Section 92a of our Copyright Amendment (New Technologies) Act was harsh and illiberal in its intent, requiring ISPs to act to directly police the law, and create a policy to cancel the accounts of repeat copyright infringers.
But vaguely-worded S92 left not only the enforcement but the very definition of its policy to ISPs, and the Telecommunications Carriers Forum, representing major ISPs, responded with a relatively level-headed Code of Practice, involving three customer warnings over a period of up to 18 months.
The French legislation, by contrast, laid down the law in clear terms in legislation championed by President Nicholas Sarkozy and his wife, model-turned singer Carla Bruni.

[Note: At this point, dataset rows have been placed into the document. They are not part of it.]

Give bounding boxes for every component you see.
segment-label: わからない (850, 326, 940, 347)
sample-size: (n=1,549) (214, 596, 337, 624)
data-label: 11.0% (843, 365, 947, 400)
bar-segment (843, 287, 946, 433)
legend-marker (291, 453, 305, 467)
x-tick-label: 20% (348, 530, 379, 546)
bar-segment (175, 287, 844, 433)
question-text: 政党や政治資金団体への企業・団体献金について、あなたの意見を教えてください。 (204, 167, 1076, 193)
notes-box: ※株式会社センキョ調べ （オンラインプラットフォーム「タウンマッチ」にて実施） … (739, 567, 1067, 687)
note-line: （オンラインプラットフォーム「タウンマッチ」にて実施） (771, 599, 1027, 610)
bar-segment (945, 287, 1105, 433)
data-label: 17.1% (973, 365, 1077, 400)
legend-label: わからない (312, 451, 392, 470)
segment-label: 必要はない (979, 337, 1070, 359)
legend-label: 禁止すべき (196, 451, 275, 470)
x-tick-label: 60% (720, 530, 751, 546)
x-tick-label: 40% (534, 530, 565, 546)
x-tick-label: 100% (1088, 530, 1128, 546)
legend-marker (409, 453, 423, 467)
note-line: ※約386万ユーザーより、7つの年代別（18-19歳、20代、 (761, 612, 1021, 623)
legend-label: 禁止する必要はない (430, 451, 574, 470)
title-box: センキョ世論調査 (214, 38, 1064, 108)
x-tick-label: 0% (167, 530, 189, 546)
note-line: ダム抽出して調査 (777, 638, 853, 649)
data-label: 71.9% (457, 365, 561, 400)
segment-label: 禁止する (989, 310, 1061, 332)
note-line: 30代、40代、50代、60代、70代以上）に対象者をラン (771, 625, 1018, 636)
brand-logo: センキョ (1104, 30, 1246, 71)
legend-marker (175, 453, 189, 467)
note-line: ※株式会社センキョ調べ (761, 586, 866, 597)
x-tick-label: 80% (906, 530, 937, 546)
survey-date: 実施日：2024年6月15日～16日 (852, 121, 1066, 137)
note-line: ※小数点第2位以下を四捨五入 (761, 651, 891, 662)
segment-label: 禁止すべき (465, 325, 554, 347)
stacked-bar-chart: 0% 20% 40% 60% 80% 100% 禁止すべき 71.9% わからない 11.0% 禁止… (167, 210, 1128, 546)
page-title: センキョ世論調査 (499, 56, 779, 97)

While many called S92 a “three strikes law”, the brief clause did not in fact define how many offences constituted repeat infringements.
The French law, on the other hand, literally was three strikes law.
ISPs would have had to turn information about alleged copyright offenders over to the government.
The government would in turn give the pirate two warnings. If you copped a third, you would be kicked off your ISP, and put on a banned-list that stopped you joining another ISP (a bugbear Rianz and other NZ copyright holders had with S92 - yes, some thought it was too lenient - was that a kicked-off "offender" could simply join another ISP the next day). During a 12-month ban, an offender would keep paying for their internet connection, under the French legislation.
Nevetheless, the broad parallels between the French and New Zealand’s government’s efforts saw lobby group InternetNZ establish strong ties with its sister organisation in France - which helped ensure that stories about s92 in New Zealand got quoted and linked to by Liberation and other newspapers.
But while S92’s indefinite suspension, pending a rewrite, could be clearly traced to savvy lobbying and a pragmatic response from the government, the French law’s failure had nothing to do with ideological debate.
The law had broad language of the law had passed both houses of the French parliament, and the legislation had returned to the senate for its final sign off. With overwhelming political support for the legislation, this final procedural step was considered a done deal and many lawmakers left for an early Easter.
A number of Socialists - long opponents of the legislation - stayed behind, and defeated the law by as slim margin of 21 to 15 (there are 343 members of the senate altogether).